13. Mangelndes Bewegungstalent
     
     
     
    Der Garten war eine wundervolle Abwechslung für mich. Ein Kontrastprogramm zu dem ganzen Wahnsinn, der sonst um mich herum herrschte. Er war wie eine eigene kleine Welt. Das Herrichten dauerte eine Weile. Und wenn ich in der Erde buddelte und das Unkraut herausriss, hörte ich meistens über Kopfhörer Musik von meinem MP3-Player.

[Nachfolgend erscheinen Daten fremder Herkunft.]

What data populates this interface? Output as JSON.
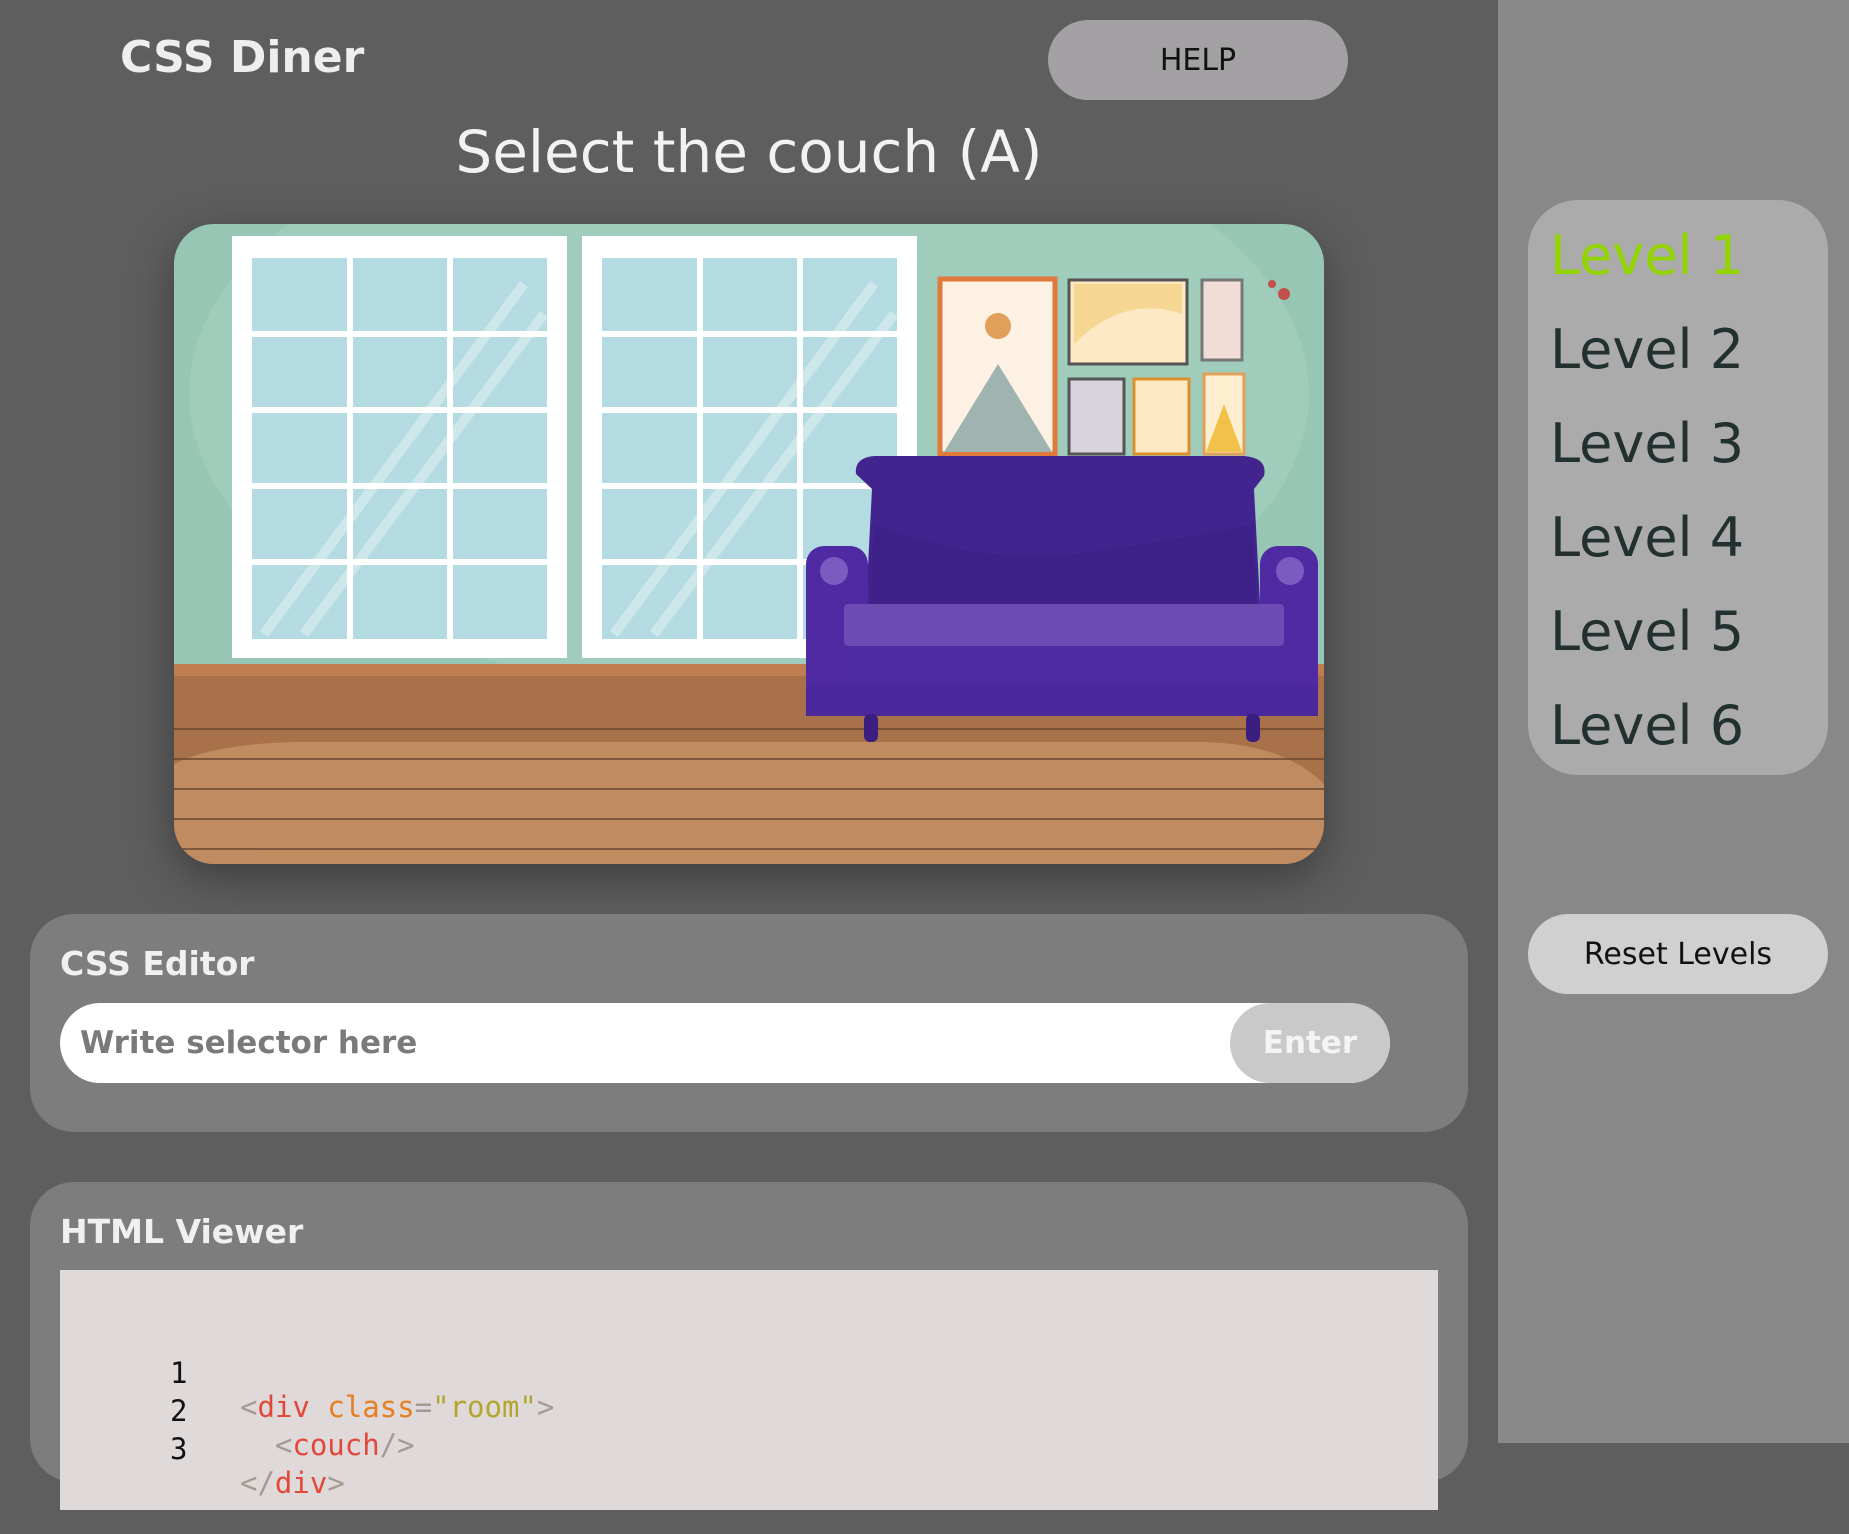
{
  "header": {
    "app_title": "CSS Diner",
    "help_label": "HELP"
  },
  "instruction": "Select the couch (A)",
  "editor": {
    "title": "CSS Editor",
    "placeholder": "Write selector here",
    "enter_label": "Enter"
  },
  "viewer": {
    "title": "HTML Viewer",
    "lines": [
      {
        "num": "1",
        "indent": "",
        "open": "<",
        "tag": "div",
        "attr": "class",
        "eq": "=",
        "val": "\"room\"",
        "close": ">"
      },
      {
        "num": "2",
        "indent": "  ",
        "open": "<",
        "tag": "couch",
        "close": "/>"
      },
      {
        "num": "3",
        "indent": "",
        "open": "</",
        "tag": "div",
        "close": ">"
      }
    ]
  },
  "sidebar": {
    "levels": [
      "Level 1",
      "Level 2",
      "Level 3",
      "Level 4",
      "Level 5",
      "Level 6"
    ],
    "active_level": 0,
    "reset_label": "Reset Levels"
  },
  "colors": {
    "active_level": "#93d400",
    "couch": "#4d2aa1",
    "wall": "#9ccbb9",
    "floor": "#a8714a"
  }
}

Das gute Stück war meine Rettung in so mancher Stunde gewesen. Aber obwohl darauf sämtliche Lieblingssongs von mir waren, hatte ich mir das Repertoire irgendwann übergehört. Meine Ohren bluteten schon regelrecht davon. Ich hätte mich ja mit dem Pater unterhalten können, wenn ich gewusst hätte, worüber. Aber als ich in das Büro des Paters blickte, sah es von dort aus, als wäre er beschäftigt und nicht an einer Konversation interessiert. Mir war es aber entschieden zu leise, und ich wusste, dass in einem Regal ein Kofferradio stand.
     
    Ich wischte mir die Hände so gut es ging an meiner Gartenhose ab und lief zu ihm ins Zimmer. „Stört es Sie, wenn ich das Radio anmache, Pater?“, fragte ich ihn.
    Der Pater schüttelte seinen dunklen Haarschopf, der über einem Bericht, den er gerade las, hing und sich dazu Notizen machte. „Nein, es stört mich nicht. Machen Sie ruhig,“ meinte er, ohne mich weiter zu beachten.